What do those things now mean in a world of mobile phones, internet and metadata?


>> Which part is unacceptable

Pretending it's a non-issue and not addressing concerns AND then using an overseas helpdesk service, such that now not only are analytics being sent to the US, but actual communication between a UK citizen and the UK government.

But particularly the latter half.

>> I think that before Snowden most people, myself included, would have thought not using google analytics for the above reasons was paranoia.

Most people haven't been paying much attention then.

>>Now, I think that all digital data should be treated as public and until we change the law to have a public / private demarcation, we need to accept it and deal.

Cool, if that's your attitude to this. Some of us would prefer to prevent our government being complicit wherever possible. They may already be in breech of various regulations and I do intend to be in contact with the ICO soon.


This just sounds like a paranoid rant. If you have a problem with it, either don't visit the site or block the analytics. The reason they are using it is pretty obvious, like everyone else that builds digital services, they want to look at how it gets used.
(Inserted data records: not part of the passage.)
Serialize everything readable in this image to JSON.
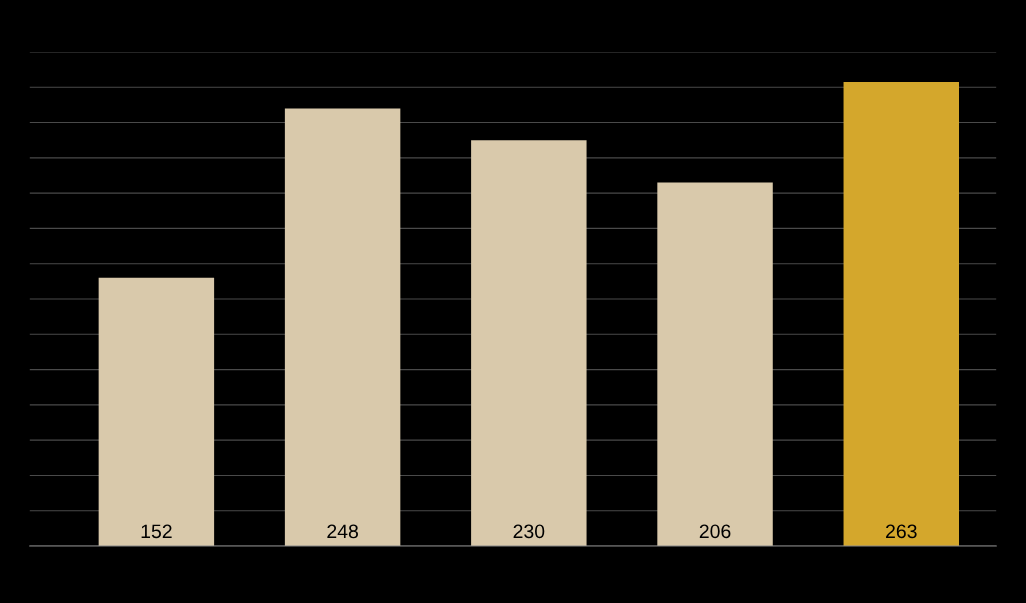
{
  "chart_data": {
    "type": "bar",
    "categories": [
      null,
      null,
      null,
      null,
      null
    ],
    "values": [
      152,
      248,
      230,
      206,
      263
    ],
    "colors": [
      "#d9c9ab",
      "#d9c9ab",
      "#d9c9ab",
      "#d9c9ab",
      "#d4a72c"
    ],
    "ylim": [
      0,
      280
    ],
    "yticks": [
      {
        "value": 0,
        "label": null
      },
      {
        "value": 20,
        "label": null
      },
      {
        "value": 40,
        "label": null
      },
      {
        "value": 60,
        "label": null
      },
      {
        "value": 80,
        "label": null
      },
      {
        "value": 100,
        "label": null
      },
      {
        "value": 120,
        "label": null
      },
      {
        "value": 140,
        "label": null
      },
      {
        "value": 160,
        "label": null
      },
      {
        "value": 180,
        "label": null
      },
      {
        "value": 200,
        "label": null
      },
      {
        "value": 220,
        "label": null
      },
      {
        "value": 240,
        "label": null
      },
      {
        "value": 260,
        "label": null
      },
      {
        "value": 280,
        "label": null
      }
    ],
    "grid": "y",
    "data_labels": true
  }
}
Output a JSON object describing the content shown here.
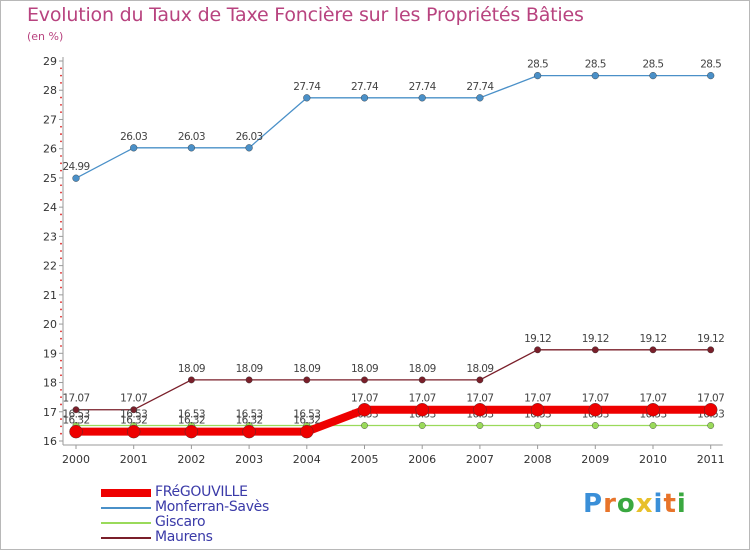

It is a non issue, that's not pretending, it's just putting on a rational hat and taking off the silly rhetoric of paranoia.

Personally, as someone who left the UK in the 90's for silicon valley, I'm blown away that the UK government has even heard of the internet, let alone built a decent digital service.


>> It is a non issue, that's not pretending, it's just putting on a rational hat and taking off the silly rhetoric of paranoia.

I'm glad you're happy to publish all the details of your interactions with government services to an advertising company in another country with far less in the way of data protection law.

I'm not.


So you're back to "Block the Analytics" and everyone is happy!

Or are you saying instead that you should impose your own personal choice on everyone else?


I'm saying I'd like to know what sort of privacy analysis was done here, whether it's in compliance with EU and UK privacy and data laws, and whether it's a good idea at all.

Just because I know how to block analytics doesn't mean everyone else has a clue they even exist, nor that we should allow our government to export data about us in this way.


Curious, do you use any one of the following services:

Amazon

Google (and any service under it)

Facebook

eBay

?


I use some of them.

None of them, however, is the UK government unnecessarily leaking details of my interactions across borders.


No, what they're saying is, "How much more in taxes do you want to pay to get them to stop using Google Analytics?"


And the answer is "some".

As a proportion of the whole development cost, using either an EU based analytics service or in-house server shouldn't really be significant.

But even before that I'd like to have some indication that someone has actually thought about what they're doing, rather than just stuffed in GA because that's what you do in the private sector.


I cannot upvote you as much as I want.

Yes, yes, yes. The only time we should consider these attitudes is when real keep it from everyone security matters (you know MI5 style security, not pentest security)

And frankly my view on that is now: want to keep a secret? Keep it away from computers.


What if I don't want everyone in the world to know everything about what I do with a computer?

They're more and more part of everyone's life and not everyone is of the mindset that it doesn't matter if corporations and governments get to look at every little detail of their online interaction. Car tax, criminal law, the weekly shop at tesco.com ... all going to the profilers.

I know this is happening. I know how to stop some of it. But everyone else?


yes, I know - but there is a difference between privacy and secrecy.

Privacy is the things anyone can work out by looking at me, secrecy is the stuff I actively hide.

The cost of breaching privacy on mass scale has dropped simply because now everyone publishes everything about themselves.

Breaching secrecy is still a manual intensive effort as it eve has been.


People are not publishing this data willingly or knowingly.

That's your disconnect with reality.